Divergences idéologiques et structuration de l’intifadha populaire (I)
Par Kaddour Naïmi – Vu l’intérêt suscité par le problème de la structuration du Mouvement populaire (1), poursuivons le débat. Cette fois-ci concentrons-nous sur un thème et une hypothèse particuliers : au sein de la présente intifadha, les divergences idéologiques sont telles que vouloir structurer ce Mouvement en vue d’une élection de représentants aurait comme conséquence l’éclatement de ce Mouvement, sa division et, finalement, sa disparition.
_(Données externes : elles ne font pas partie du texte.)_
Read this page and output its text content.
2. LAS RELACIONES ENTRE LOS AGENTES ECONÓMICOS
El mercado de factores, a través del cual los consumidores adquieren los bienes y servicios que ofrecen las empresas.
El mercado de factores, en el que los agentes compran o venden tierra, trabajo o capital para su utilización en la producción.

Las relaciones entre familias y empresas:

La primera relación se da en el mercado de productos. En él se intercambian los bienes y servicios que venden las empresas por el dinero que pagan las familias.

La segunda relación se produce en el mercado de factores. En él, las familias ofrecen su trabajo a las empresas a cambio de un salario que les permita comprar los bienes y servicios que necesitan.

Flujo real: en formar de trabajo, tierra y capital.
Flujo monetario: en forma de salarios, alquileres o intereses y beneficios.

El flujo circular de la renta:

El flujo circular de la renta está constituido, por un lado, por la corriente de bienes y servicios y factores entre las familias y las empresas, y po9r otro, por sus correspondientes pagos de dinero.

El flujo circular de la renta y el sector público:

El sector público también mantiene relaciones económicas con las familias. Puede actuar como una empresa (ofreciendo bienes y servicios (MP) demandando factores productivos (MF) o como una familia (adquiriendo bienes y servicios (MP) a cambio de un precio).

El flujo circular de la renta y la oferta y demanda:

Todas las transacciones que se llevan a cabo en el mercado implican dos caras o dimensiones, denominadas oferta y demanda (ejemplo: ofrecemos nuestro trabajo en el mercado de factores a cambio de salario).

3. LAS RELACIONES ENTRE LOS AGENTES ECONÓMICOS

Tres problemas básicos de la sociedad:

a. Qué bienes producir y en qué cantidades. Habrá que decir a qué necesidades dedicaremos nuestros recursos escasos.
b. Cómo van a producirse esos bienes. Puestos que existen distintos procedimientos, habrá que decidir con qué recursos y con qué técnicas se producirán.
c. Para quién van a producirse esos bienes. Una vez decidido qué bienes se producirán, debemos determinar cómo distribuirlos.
Certes, le Mouvement populaire contient diverses conceptions idéologiques : islamistes, laïcs, communistes, «libéraux», sociaux-démocrates, etc. Toutefois, tous sont unis par un objectif commun : «Yatnahaw gaâ !» (Qu’ils dégagent tous !), c’est-à-dire l’élimination de l’oligarchie dominante dans ses diverses composantes. Cet objectif s’exprime par d’autres slogans : «Dawla madaniya machi ‘askariya !» (Etat civil et non militaire), «Etat de droit», «justice indépendante», etc.
Par conséquent, la question se pose : comment ces gens-là pourraient-ils s’entendre pour désigner des mandataires qui les représentent tous ? Réponse. Tous les slogans se ramènent à une revendication fondamentale : l’instauration d’un système social démocratique… Et celui-ci fonctionne sur la règle d’une majorité, tout en respectant la position minoritaire.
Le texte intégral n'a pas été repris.